Der Begriff der grünen Anleihe erfasst primär Anleihen, deren Erlöse für grüne bzw. nachhaltige Projekte verwendet werden sollen (Anleihe mit grüner Verwendungsabrede, auch Use-of-proceed Bond). Im weiteren Sinne zählen dazu auch Anleihen, die durch eine Koppelung der Anleihe mit einem Nachhaltigkeitsziel gekennzeichnet sind (Anleihe mit Koppelung an Nachhaltigkeitsziel, auch Sustainability-linked Bond). Solche Sustainability-linked Bonds machen bisher allerdings lediglich knapp 10 % des gesamten ESG-Anleihenmarktes aus. Emittenten grüner Anleihen versprechen sich von ihrer Begebung neben der reinen Kapitalbeschaffung und der Diversifizierung des Investorenkreises konkrete Finanzierungsvorteile in Form von günstigeren Zinsen.6 Zur Untermauerung der Glaubwürdigkeit des angestrebten Nachhaltigkeitseffekts wird bislang zumeist auf die Green Bond Principles (GBP) der International Capital Market Association (ICMA) zurückgegriffen. Anleger investieren seit dem Aufkommen des Green-Bond Trends 2007 zum Teil aus altruistisch-moralischen, zum Teil aus rein finanziellen Motiven in diese ESG-Instrumente. Denn ihr Risikoprofil wird verbreitet niedriger eingeschätzt als bei gewöhnlichen Anleihen (Straight bonds). Dabei müssen sowohl Retailinvestoren als auch qualifizierte Anleger darauf vertrauen, dass die angekündigten Nachhaltigkeitsziele durch den Emittenten auch tatsächlich umgesetzt werden. Die Gefahr des Greenwashings durch unwahre, unvollständige oder irreführende Angaben durch Emittenten oder konsortialführende Banken in der Anleihedokumentation oder den begleitenden Marketingunterlagen hat sich daher als kritischer Punkt erwiesen.
Aufgrund dieses Befunds hat die EU-Kommission im Rahmen ihrer Nachhaltigkeitsgesetzgebung im Jahr 2021 erstmals einen Vorschlag für einen europäischen Green Bond Standard vorgelegt.
Der EU-Standard möchte ein hohes Informations- und Schutzniveau für die Anleger durch verbindliche Vorgaben im Falle der Nutzung des Labels „EU Green Bond“ gewährleisten. Zusätzlich sollen einheitliche Dokumentations-, Bewertungs- und Emissionsvorschriften für eine bessere Vergleichbarkeit grüner Anleihen sorgen.

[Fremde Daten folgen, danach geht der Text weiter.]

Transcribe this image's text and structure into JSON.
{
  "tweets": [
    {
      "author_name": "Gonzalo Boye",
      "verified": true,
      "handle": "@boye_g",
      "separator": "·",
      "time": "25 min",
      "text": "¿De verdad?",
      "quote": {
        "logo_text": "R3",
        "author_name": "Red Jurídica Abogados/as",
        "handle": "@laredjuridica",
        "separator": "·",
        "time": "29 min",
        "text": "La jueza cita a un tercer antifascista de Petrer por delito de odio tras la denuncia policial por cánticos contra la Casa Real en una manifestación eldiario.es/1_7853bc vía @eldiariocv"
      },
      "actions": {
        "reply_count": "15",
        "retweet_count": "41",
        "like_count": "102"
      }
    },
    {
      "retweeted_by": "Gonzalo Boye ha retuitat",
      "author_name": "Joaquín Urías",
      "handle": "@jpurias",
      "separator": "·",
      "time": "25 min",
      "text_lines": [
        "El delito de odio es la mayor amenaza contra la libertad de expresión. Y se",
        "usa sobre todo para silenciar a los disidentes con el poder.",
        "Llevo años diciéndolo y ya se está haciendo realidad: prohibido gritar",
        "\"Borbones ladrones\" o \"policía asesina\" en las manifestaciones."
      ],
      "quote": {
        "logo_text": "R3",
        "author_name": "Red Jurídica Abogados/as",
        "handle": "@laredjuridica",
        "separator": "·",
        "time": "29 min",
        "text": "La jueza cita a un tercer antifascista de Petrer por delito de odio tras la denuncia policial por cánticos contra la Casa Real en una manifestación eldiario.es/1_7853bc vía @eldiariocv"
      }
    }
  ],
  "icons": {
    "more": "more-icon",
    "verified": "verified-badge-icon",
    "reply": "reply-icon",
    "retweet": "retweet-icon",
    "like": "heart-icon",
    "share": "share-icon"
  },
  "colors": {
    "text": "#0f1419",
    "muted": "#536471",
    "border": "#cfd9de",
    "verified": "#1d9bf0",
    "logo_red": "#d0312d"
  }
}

Der EU Gesetzgeber möchte insbesondere sicherstellen, dass das Kapital tatsächlich für umweltfreundliche Projekte verwendet wird. Dadurch soll die Investitionsbereitschaft der Anleger in den Markt für Green Bonds gestärkt werden. Denn in der Vergangenheit hat es vermehrt Emissionen gegeben, die das Anlegervertrauen erschüttert hatten. Dazu gehört beispielsweise ein Fall, bei dem das anvisierte ESG-Ziel bereits im Emissionszeitpunkt erreicht wurde.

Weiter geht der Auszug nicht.